One program intended for use in the field, the BladeEdge Capture Assistance Tool, ensures that every drone captures quality images. It also packages the images for processing by deep learning algorithms. This is a step toward automated flight assistance. The future of drone flights is being shaped by efforts of the faculty at North Dakota’s Lake Region State College (LRSC). Their Wind Technician Program now includes drone curriculum in which students work towards remote pilot certification under FAA regulations Part 107. They’ll train on the capture assistance tool and best practices for flight procedures that we helped develop. Students at the College will graduate primed for wind industry jobs.

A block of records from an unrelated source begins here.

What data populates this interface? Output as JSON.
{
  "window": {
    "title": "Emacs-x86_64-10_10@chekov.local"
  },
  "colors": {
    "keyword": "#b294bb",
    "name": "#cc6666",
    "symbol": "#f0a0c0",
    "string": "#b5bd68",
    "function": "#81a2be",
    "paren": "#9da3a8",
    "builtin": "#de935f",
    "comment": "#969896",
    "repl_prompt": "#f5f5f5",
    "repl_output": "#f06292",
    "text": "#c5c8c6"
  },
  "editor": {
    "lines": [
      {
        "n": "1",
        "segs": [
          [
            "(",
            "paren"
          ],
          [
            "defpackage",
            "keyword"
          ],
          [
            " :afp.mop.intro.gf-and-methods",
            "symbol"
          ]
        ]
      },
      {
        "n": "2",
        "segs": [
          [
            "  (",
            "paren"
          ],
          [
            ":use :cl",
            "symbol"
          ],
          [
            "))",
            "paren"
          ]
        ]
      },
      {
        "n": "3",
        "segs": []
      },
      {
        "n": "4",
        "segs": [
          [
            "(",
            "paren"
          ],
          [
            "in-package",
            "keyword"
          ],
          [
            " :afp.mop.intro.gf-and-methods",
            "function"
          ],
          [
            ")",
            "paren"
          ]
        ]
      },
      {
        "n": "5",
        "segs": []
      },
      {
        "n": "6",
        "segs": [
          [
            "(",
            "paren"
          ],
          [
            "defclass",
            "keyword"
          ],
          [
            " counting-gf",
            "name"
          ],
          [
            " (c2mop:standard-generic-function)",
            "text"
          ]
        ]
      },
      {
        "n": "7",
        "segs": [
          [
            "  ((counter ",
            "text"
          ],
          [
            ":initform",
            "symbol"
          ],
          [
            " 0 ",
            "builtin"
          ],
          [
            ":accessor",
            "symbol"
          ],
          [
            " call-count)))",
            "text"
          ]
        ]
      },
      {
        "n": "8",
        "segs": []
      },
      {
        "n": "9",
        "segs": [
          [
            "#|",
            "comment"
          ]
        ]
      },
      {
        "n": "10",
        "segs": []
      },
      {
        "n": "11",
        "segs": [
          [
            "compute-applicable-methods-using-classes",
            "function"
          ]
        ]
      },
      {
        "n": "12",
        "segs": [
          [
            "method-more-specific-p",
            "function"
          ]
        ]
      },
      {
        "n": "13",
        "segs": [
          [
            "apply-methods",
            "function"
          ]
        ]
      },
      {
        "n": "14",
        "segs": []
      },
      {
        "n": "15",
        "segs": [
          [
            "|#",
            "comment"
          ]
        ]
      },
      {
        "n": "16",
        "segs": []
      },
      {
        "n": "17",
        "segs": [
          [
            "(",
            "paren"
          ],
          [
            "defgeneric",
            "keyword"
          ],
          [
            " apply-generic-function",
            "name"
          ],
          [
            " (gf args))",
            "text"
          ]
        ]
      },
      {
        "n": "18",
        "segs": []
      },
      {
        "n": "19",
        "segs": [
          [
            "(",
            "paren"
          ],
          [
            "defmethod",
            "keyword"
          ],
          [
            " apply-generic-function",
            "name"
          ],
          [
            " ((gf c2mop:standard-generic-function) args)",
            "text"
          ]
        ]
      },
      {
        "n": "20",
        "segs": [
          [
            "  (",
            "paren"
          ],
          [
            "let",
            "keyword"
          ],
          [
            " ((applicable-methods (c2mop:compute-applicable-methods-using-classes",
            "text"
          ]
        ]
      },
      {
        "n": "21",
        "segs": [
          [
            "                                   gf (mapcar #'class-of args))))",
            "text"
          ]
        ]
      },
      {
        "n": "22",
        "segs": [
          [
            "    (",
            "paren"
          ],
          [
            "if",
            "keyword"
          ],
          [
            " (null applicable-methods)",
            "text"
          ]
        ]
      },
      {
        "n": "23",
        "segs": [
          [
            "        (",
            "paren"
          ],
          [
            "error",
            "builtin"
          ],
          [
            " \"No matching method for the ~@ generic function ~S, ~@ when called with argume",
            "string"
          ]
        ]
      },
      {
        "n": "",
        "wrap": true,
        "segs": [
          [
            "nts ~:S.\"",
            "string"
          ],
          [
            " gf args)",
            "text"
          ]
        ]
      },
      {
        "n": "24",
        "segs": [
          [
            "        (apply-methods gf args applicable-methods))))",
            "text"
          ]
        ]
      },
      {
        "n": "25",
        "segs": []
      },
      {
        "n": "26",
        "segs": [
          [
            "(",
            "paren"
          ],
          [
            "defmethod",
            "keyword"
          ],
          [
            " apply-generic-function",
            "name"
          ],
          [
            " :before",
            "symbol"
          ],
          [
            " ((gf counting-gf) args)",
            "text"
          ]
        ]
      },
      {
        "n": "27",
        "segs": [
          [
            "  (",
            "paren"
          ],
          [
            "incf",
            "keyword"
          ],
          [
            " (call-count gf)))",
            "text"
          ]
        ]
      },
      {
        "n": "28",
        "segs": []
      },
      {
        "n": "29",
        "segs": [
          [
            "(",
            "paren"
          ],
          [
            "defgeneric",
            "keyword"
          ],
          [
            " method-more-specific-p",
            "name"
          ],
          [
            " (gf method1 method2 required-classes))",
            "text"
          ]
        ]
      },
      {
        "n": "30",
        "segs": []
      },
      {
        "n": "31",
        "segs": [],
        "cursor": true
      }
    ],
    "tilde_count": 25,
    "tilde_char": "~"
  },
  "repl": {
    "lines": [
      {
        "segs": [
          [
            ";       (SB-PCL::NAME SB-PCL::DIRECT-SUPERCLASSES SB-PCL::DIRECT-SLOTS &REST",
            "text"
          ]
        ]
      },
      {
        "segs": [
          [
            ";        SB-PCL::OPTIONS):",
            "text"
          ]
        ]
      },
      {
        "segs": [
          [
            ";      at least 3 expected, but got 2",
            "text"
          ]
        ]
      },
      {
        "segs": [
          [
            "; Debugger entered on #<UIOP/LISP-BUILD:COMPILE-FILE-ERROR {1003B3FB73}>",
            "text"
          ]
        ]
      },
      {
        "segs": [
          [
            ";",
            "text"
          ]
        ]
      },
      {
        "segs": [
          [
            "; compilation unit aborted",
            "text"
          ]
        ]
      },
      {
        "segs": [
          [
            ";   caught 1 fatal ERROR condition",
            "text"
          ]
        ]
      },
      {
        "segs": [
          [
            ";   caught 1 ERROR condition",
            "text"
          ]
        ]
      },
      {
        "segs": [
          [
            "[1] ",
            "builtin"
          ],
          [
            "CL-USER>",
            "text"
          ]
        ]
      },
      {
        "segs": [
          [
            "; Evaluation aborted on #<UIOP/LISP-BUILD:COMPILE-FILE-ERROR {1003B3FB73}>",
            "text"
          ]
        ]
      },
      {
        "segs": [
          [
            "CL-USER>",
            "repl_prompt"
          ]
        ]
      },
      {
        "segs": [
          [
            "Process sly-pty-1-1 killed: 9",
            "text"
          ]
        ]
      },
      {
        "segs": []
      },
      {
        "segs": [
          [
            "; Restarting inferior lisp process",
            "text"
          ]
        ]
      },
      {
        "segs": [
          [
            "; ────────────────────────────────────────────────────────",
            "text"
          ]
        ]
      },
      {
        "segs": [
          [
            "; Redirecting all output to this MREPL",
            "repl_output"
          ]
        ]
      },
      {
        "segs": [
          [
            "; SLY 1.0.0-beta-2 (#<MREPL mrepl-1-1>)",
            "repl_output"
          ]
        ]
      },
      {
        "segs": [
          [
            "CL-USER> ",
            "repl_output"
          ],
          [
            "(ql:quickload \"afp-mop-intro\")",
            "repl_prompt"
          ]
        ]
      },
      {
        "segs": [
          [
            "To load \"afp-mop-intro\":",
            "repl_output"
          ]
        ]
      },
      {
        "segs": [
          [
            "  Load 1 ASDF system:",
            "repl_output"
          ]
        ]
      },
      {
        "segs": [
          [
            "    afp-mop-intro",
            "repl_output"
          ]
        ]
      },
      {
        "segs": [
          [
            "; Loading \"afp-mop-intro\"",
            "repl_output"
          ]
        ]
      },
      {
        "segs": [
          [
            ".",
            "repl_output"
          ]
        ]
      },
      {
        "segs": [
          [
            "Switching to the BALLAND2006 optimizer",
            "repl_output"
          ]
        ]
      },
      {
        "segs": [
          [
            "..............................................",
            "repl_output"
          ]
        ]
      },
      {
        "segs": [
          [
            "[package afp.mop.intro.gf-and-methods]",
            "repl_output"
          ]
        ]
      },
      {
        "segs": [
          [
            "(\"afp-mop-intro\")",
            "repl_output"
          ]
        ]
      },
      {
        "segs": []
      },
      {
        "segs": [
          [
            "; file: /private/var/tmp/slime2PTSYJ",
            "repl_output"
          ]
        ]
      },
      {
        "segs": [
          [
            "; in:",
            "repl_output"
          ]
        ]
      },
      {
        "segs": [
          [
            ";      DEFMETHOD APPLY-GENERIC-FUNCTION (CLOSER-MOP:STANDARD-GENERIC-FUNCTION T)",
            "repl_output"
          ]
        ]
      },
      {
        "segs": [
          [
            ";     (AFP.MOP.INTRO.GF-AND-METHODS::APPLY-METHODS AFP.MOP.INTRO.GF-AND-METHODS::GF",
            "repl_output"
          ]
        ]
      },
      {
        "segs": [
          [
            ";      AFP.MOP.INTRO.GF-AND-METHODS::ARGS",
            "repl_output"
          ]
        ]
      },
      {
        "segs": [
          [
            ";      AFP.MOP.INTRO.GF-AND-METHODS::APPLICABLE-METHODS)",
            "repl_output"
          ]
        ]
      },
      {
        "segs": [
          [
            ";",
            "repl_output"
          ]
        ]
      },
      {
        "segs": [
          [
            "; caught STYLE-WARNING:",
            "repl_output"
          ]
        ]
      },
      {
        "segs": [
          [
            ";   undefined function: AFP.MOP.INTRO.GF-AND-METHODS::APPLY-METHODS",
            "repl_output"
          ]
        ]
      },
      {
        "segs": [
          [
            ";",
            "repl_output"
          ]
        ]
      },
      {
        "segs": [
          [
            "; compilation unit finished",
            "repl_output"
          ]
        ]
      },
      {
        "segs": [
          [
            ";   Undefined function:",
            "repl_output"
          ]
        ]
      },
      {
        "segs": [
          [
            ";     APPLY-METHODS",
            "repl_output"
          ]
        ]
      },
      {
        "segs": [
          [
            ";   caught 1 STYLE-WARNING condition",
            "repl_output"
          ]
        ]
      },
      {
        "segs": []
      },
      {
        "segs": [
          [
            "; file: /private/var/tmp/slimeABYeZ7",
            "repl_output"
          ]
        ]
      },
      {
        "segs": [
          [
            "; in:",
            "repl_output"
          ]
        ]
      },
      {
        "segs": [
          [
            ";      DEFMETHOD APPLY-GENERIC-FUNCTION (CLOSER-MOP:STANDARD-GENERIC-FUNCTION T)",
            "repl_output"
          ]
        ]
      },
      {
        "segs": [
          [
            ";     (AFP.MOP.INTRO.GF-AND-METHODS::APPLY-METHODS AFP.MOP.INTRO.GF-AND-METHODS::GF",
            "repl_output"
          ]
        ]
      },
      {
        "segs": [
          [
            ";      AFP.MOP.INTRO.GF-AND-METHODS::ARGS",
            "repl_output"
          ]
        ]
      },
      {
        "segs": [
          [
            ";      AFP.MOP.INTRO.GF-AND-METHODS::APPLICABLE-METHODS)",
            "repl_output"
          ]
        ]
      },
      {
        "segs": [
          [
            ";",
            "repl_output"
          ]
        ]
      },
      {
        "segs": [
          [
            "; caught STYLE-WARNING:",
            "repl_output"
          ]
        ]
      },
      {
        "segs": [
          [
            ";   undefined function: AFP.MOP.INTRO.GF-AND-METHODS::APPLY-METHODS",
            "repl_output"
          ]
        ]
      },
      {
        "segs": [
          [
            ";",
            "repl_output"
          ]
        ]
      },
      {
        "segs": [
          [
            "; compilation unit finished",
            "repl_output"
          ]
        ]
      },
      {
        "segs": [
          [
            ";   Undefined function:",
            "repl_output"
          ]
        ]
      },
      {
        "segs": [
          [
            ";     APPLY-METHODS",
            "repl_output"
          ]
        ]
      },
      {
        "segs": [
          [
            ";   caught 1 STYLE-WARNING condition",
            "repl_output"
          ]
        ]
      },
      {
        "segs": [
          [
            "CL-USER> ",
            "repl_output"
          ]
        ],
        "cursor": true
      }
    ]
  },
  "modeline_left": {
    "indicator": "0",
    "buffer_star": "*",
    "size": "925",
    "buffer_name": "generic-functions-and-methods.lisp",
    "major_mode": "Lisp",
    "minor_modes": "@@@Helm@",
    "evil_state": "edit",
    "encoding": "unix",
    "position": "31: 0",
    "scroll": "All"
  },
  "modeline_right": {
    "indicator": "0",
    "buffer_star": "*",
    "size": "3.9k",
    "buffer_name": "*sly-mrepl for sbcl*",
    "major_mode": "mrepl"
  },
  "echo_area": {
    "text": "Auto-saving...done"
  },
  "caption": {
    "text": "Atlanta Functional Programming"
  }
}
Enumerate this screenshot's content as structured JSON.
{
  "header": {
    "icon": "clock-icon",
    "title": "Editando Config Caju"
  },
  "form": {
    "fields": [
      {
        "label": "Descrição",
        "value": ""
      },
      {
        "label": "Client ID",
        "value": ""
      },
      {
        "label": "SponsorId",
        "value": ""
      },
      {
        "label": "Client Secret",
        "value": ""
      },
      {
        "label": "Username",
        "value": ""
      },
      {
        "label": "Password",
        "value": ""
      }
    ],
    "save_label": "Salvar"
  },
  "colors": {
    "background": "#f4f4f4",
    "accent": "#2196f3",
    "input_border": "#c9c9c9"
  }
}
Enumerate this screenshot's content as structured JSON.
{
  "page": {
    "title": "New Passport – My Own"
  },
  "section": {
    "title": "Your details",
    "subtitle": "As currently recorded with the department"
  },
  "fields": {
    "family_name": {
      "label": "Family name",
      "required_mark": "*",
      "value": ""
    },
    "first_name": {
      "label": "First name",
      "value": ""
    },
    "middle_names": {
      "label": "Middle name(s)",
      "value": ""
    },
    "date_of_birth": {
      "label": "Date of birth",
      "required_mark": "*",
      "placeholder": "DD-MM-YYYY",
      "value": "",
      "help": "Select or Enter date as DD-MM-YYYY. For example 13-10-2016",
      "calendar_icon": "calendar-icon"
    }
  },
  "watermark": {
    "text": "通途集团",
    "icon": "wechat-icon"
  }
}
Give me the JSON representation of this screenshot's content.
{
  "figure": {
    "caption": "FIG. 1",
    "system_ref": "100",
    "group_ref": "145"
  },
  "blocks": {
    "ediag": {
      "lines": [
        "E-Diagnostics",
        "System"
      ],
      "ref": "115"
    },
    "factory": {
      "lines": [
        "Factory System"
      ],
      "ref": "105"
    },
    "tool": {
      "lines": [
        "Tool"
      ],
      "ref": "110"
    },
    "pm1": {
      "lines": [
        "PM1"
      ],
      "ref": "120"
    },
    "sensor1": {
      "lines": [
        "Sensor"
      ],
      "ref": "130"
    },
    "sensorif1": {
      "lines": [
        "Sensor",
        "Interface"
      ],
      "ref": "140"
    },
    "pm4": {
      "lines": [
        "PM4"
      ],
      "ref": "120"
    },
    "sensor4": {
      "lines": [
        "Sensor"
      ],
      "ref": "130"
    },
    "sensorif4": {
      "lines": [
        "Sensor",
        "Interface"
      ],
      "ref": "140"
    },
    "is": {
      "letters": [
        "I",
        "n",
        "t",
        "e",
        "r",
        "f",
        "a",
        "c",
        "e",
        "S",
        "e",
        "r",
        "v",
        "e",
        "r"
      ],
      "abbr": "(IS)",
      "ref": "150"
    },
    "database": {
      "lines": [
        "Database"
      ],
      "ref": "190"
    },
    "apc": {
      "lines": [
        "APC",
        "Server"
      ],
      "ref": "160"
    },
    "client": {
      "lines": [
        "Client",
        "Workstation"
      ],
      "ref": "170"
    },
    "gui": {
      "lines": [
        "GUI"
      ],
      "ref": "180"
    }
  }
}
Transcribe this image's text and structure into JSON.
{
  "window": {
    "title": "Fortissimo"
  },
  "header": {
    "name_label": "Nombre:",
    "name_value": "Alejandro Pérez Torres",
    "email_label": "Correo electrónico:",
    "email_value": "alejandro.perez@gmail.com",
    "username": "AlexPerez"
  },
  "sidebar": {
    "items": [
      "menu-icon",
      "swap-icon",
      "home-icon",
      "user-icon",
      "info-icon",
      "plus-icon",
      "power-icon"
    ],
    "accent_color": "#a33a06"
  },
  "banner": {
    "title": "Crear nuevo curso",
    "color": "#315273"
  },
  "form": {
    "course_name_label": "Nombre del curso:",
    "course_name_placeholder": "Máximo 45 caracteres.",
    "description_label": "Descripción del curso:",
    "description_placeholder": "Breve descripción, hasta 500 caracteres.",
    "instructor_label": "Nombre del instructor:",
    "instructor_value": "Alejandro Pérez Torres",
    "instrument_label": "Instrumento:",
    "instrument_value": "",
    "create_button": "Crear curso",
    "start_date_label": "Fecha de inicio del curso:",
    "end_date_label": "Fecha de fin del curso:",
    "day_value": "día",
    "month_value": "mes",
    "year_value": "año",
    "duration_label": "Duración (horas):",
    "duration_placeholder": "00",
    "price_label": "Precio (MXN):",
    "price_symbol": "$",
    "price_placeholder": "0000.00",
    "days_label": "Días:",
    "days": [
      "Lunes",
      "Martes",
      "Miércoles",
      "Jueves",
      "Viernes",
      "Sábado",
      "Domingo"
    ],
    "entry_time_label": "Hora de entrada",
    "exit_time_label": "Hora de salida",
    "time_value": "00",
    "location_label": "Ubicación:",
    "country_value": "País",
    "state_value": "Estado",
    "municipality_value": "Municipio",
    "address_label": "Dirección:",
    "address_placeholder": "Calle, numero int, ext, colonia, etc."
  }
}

With LRSC training new wind technicians and a network of capable partners, we can focus on our core competencies of software, big data, and deep learning technology. Each time a UAS collects data, the patent-pending BladeEdge Analytics further trains the software to recognize damage and wear. But not all flying conditions are created equal. In a perfect world, UAS inspections would be conducted on bright, sunny days. Of course, the weather doesn’t always cooperate. One useful software development is a tolerance for poor conditions, so operators will always leave the field with the data they need.
To store all the data collected, a 16,000-square-foot data center is being built at Grand Sky, a UAS Business and Aviation Park in Grand Forks, North Dakota. The highly secure facility will let us host an optimized environment for operations applications such as BladeEdge.
For the wind industry, this means operators will have access to better data and complete blade imaging. They’ll be able to make educated decisions for proactive maintenance and damage repair – maximizing energy output (AEP) while negating potential losses.